Officers had to balance two missions in real time: rescue possible hostages and survive incoming gunfire. That is the brutal reality of modern policing in a country where gun ownership is high and tempers can explode in private homes.
Ohio is mourning Sgt. Scott Ries, a 10-year police veteran who was killed in a shootout while responding to a reported break-in. A mother and her teenage daughter, identified as the suspects, were also killed. pic.twitter.com/cHPvLARLhY
— Breaking911 (@Breaking911) July 7, 2026
The wounded officers and police dog
Four other officers were wounded in the firefight, along with a police dog from the Wayne County Sheriff’s Office.

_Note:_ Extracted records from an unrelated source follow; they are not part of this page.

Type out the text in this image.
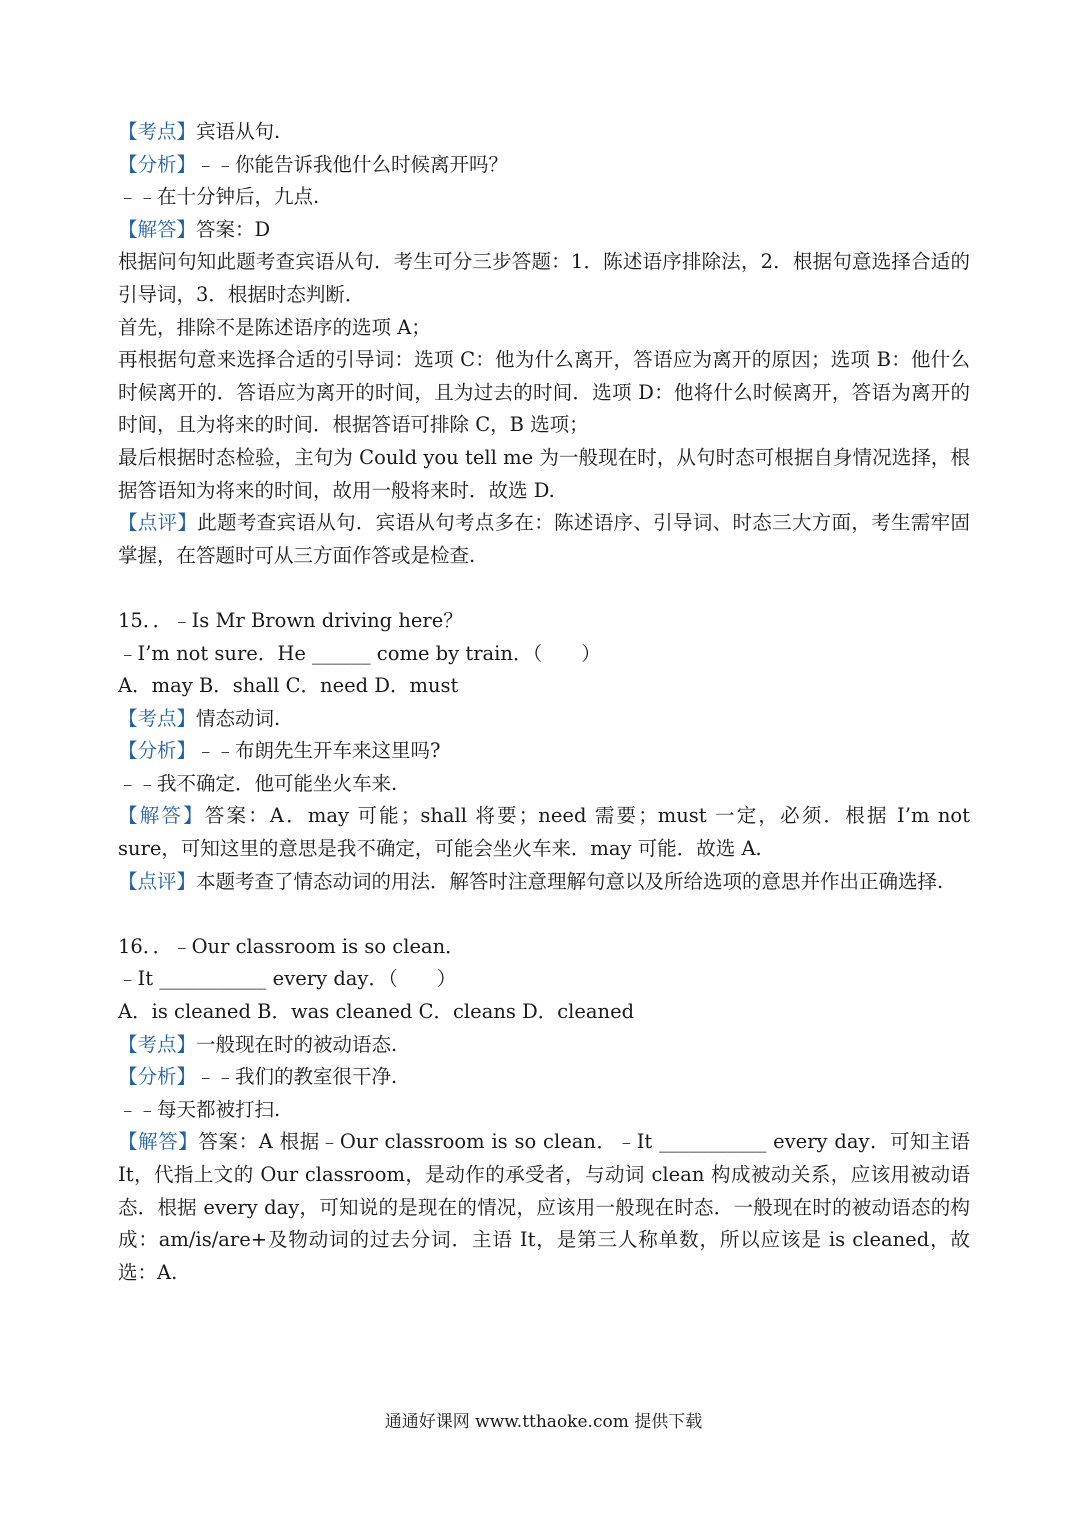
【考点】宾语从句.
【分析】﹣﹣你能告诉我他什么时候离开吗？
﹣﹣在十分钟后，九点.
【解答】答案：D
根据问句知此题考查宾语从句．考生可分三步答题：1．陈述语序排除法，2．根据句意选择合适的引导词，3．根据时态判断．
首先，排除不是陈述语序的选项 A；
再根据句意来选择合适的引导词：选项 C：他为什么离开，答语应为离开的原因；选项 B：他什么时候离开的．答语应为离开的时间，且为过去的时间．选项 D：他将什么时候离开，答语为离开的时间，且为将来的时间．根据答语可排除 C，B 选项；
最后根据时态检验，主句为 Could you tell me 为一般现在时，从句时态可根据自身情况选择，根据答语知为将来的时间，故用一般将来时．故选 D.
【点评】此题考查宾语从句．宾语从句考点多在：陈述语序、引导词、时态三大方面，考生需牢固掌握，在答题时可从三方面作答或是检查.
15．．﹣Is Mr Brown driving here？
﹣I’m not sure．He ______ come by train．（　　）
A．may B．shall C．need D．must
【考点】情态动词.
【分析】﹣﹣布朗先生开车来这里吗?
﹣﹣我不确定．他可能坐火车来.
【解答】答案：A．may 可能；shall 将要；need 需要；must 一定，必须．根据 I’m not sure，可知这里的意思是我不确定，可能会坐火车来．may 可能．故选 A.
【点评】本题考查了情态动词的用法．解答时注意理解句意以及所给选项的意思并作出正确选择.
16．．﹣Our classroom is so clean．
﹣It ___________ every day．（　　）
A．is cleaned B．was cleaned C．cleans D．cleaned
【考点】一般现在时的被动语态.
【分析】﹣﹣我们的教室很干净.
﹣﹣每天都被打扫.
【解答】答案：A 根据﹣Our classroom is so clean．﹣It ___________ every day．可知主语 It，代指上文的 Our classroom，是动作的承受者，与动词 clean 构成被动关系，应该用被动语态．根据 every day，可知说的是现在的情况，应该用一般现在时态．一般现在时的被动语态的构成：am/is/are+及物动词的过去分词．主语 It，是第三人称单数，所以应该是 is cleaned，故选：A.
通通好课网 www.tthaoke.com 提供下载
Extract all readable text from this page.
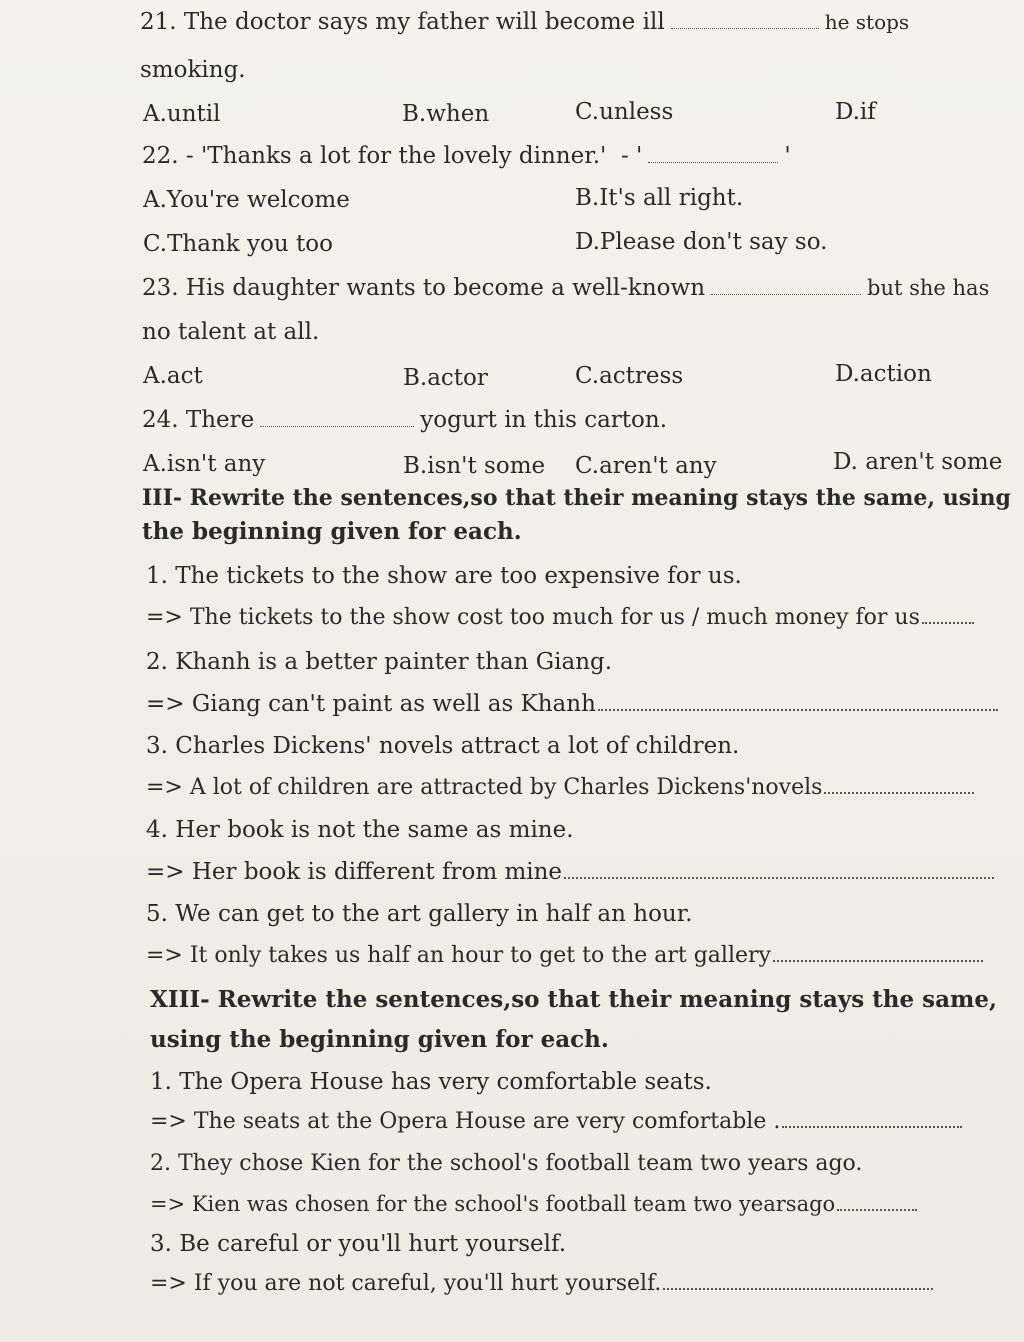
21. The doctor says my father will become ill	he stops
smoking.
A.until	B.when	C.unless	D.if
22. - 'Thanks a lot for the lovely dinner.' - '	'
A.You're welcome	B.It's all right.
C.Thank you too	D.Please don't say so.
23. His daughter wants to become a well-known	but she has
no talent at all.
A.act	B.actor	C.actress	D.action
24. There	yogurt in this carton.
A.isn't any	B.isn't some C.aren't any	D. aren't some
III- Rewrite the sentences,so that their meaning stays the same, using
the beginning given for each.
1. The tickets to the show are too expensive for us.
=> The tickets to the show cost too much for us / much money for us
2. Khanh is a better painter than Giang.
=> Giang can't paint as well as Khanh
3. Charles Dickens' novels attract a lot of children.
=> A lot of children are attracted by Charles Dickens'novels
4. Her book is not the same as mine.
=> Her book is different from mine
5. We can get to the art gallery in half an hour.
=> It only takes us half an hour to get to the art gallery
XIII- Rewrite the sentences,so that their meaning stays the same,
using the beginning given for each.
1. The Opera House has very comfortable seats.
=> The seats at the Opera House are very comfortable .
2. They chose Kien for the school's football team two years ago.
=> Kien was chosen for the school's football team two yearsago
3. Be careful or you'll hurt yourself.
=> If you are not careful, you'll hurt yourself.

Three of the injured officers served with the Medina County Sheriff’s Office, and one came from the Hinckley Police Department, showing how many agencies now rush together when a 9-1-1 call sounds serious.
Two officers were rushed to a hospital in stable condition. The other two received treatment at the scene and survived, but the Wayne County K-9 was left in serious condition.
Ohio Shootout Leaves 4 Killed, Including an Officer, and 4 Officers Injured
Rittman, Ohio — July 5, 2026 — One Ohio police sergeant was killed and four other law enforcement officers were injured Sunday night after responding to a reported disturbance at a residence in Rittman,… pic.twitter.com/blrpMEen9w
— Police Incidents (@PoliceIncident) July 7, 2026
The Ohio Bureau of Criminal Investigation was called in to handle the shooting review, which is standard when officers fire their weapons and people die. That outside review matters. National data show police kill about 1,000 people each year in the United States, most by gunfire.
The high number of police shootings, and the fact that officers often clear one another, fuels public skepticism about official narratives. Americans tend to see shootings like Rittman as proof of how dangerous the job is, not evidence of systemic abuse.
Community grief and questions about transparency
After the shooting, Rittman’s mayor ordered flags flown at half-staff in honor of Sergeant Ries, and a growing memorial of flowers and candles soon appeared outside the home. Vigils, processions, and social media posts framed him as a hero who ran toward danger to protect a family under attack.
That framing aligns with the facts we know: officers responded to gunfire, took heavy fire right away, and one of them died doing a job most people would never choose.
Still, some details came out slowly. Authorities at first withheld the suspect’s name, which sparked online speculation and suspicion. Critics argued that hiding basic information invites rumors and undermines trust.
Later releases confirmed the suspect’s identity and the names of the mother and daughter. This pattern is common in police shootings. Officers and prosecutors say they need time to notify families and build a clear timeline. Many citizens say long delays feel like stonewalling.
What this incident says about modern policing
National research shows states with higher gun ownership rates also see more fatal police shootings, because officers are more likely to face armed civilians. Police in places like Ohio cannot assume a suspect is unarmed. That reality shapes how quickly they shoot when bullets start flying.
From a common-sense view, the main lesson from Rittman is not that police are trigger-happy. It is that a “simple” disturbance call can turn into a combat situation in seconds, and that good men like Sergeant Ries can die trying to rescue innocent people.
At the same time, the gaps in early information about the hostage, the suspect, and the injured K-9 show a transparency problem. When government holds back basic facts, it invites conspiracy theories. The answer is not to second-guess every officer under fire.
The answer is to insist on fast, clear, verified facts once the shooting stops. That balance—strong support for police, paired with honest reporting—is what many Americans now look for after tragedies like the Rittman shooting.